Introduction The rise of opioid-free anaesthesia (OFA) aims to reduce postoperative pain while reducing opioid-related side effects during surgery. However, the various adjuvant agents used in OFA complicate the evaluation of their effectiveness and risks. Recent reviews question the clinical benefits of OFA, highlighting the need for thorough evaluation. This protocol describes a network meta-analysis to compare the effectiveness of OFA with opioid-based anaesthesia and will identify key components for optimal postoperative outcomes.

Methods and analysis We will perform a systematic search of literature published in English without time restriction in Embase, The Cochrane Library, MEDLINE (via PubMed) and CINAHL, along with Google Scholar for grey literature.

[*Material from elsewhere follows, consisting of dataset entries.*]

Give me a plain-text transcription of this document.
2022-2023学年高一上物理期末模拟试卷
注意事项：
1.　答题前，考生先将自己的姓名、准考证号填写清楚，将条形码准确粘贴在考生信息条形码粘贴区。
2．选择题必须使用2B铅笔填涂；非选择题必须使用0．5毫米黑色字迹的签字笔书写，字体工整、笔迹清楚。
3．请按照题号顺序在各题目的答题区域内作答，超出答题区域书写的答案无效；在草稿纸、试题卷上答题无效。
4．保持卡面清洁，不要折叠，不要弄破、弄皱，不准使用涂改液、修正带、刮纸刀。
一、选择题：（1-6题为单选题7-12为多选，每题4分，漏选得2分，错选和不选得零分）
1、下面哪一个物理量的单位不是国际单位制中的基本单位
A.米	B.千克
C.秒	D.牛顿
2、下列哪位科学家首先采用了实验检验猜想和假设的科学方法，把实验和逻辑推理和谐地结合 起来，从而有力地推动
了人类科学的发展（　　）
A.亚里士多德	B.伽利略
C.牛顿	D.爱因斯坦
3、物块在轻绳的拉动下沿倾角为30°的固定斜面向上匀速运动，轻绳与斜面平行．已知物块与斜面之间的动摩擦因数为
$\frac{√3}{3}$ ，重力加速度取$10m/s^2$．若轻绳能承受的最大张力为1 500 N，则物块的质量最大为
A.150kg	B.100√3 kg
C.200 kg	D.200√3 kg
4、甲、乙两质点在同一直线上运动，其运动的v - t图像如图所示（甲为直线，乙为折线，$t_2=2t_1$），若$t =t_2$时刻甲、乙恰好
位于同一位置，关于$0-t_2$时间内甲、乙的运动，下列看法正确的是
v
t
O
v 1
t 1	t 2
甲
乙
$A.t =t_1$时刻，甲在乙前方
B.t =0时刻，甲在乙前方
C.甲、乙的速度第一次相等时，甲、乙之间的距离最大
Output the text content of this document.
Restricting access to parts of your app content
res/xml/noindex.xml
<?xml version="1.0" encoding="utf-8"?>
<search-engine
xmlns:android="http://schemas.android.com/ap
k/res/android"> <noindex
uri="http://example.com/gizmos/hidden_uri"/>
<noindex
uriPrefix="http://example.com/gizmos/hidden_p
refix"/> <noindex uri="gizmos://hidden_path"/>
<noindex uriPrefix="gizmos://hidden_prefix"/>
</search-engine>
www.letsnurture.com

The final search will be performed on 1 October 2024. We will include randomised controlled trials with adult patients undergoing surgery with general anaesthesia, excluding preclinical, observational, regional anaesthesia-only and prolonged anaesthesia outside the operating room studies. The primary outcome is postsurgical pain scores, with secondary outcomes including quality of recovery, opioid consumption, adverse effects and long-term events. We will assess bias using the Cochrane risk of bias 2 tool and conduct Bayesian network meta-analyses for pooled estimates. We will report effect estimates as ORs and standardised mean differences with 95% credible intervals and assess certainty using GRADE methodology.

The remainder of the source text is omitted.